Now granted, taking 20 seconds before being able to produce a response
is a bit on the longer side, but unfortunately, some versions of the
scanner software require gzip compression and gzip compression needs to
know the full size of the body to compress, so we have to prepare the
full response (40 megs uncompressed) before being able to send anything
– that just takes a while.

But consider long-polling or server sent events – receiving a 408 after
just 20 seconds? That’s annoying, wasting resources and probably not
something you’re prepared for.

Worse, nobody was notified of this change. For 7 years, the clients
were able to connect directly to our server. Then one day it changes
and now they aren’t. No communication, no time to prepare and
certainly too strict limits in order to not affect anything (not
just us – see my remark about long polling).

The solution in the end is, like so often, to use SSL. SSL connections
are opaque to any reverse proxy. A proxy can’t decrypt the data without
the client noticing. An SSL connection can’t be inspected and an SSL
connection can’t be messed with.

Sure enough: The exact same request that fails with that 408 over HTTP
goes through nicely using HTTPS.

This trick works every time when somebody is messing with your
connection. Something f’ing up your WebSocket connection? Use SSL!
Something messing with your long-polling? Use SSL. Something
decompressing your response but not stripping off the Content-Encoding
header (yes. that happend to me once)? Use SSL. Something replacing
arbitrary numbers in your response with asterisks (yepp. happened too)?
You guessed it: Use SSL.

Of course, there are three things to keep in mind:

  1. Due to the lack of SNI in the world’s most used OS and Browser
    combination (any IE under Windows XP), every SSL site you host requires
    one dedicated IP address. Which is bad considering that we are running
    out of addresses.

  2. All of the bigger mobile carriers have their CA in the browsers
    trusted list. Aside of ethics, there is no reason what so ever for them
    to not start doing all the crap I described and just re-encrypting the
    connection, faking a certificate using their trusted ones.

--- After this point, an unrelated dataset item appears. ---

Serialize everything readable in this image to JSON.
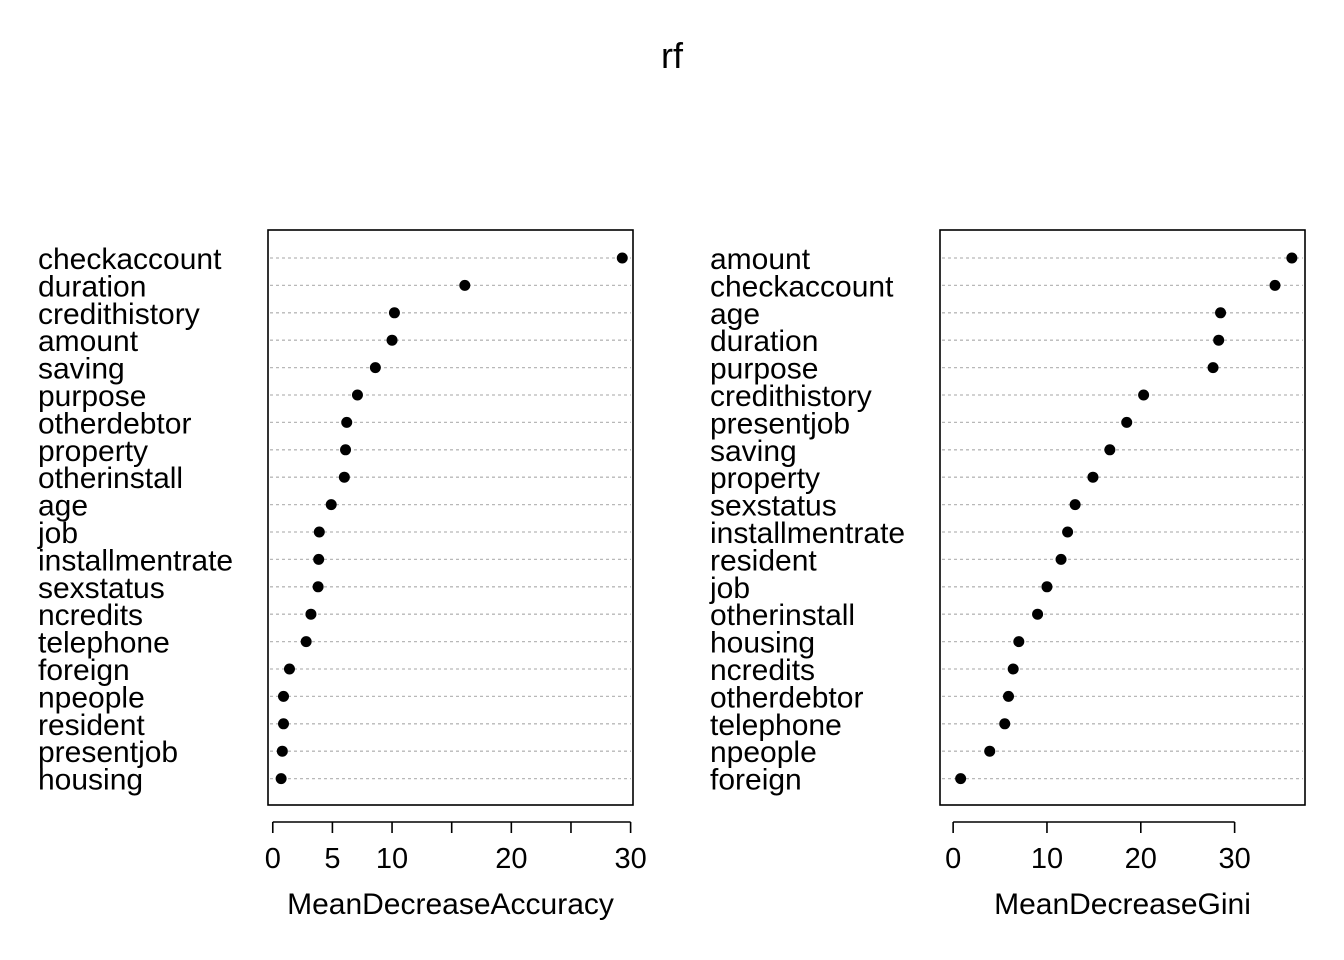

  3. failing that, they still might just block SSL at some point, but as
    more and more sites are going SSL only (partially for above reasons no
    doubt), outright blocking SSL is going to be more and more unlikely to
    happen.

So. Yes. When in doubt: Use SSL. Not only does that help your users
privacy, it also fixes a ton of technical issues created by practically
non-authorized third-party messing with you.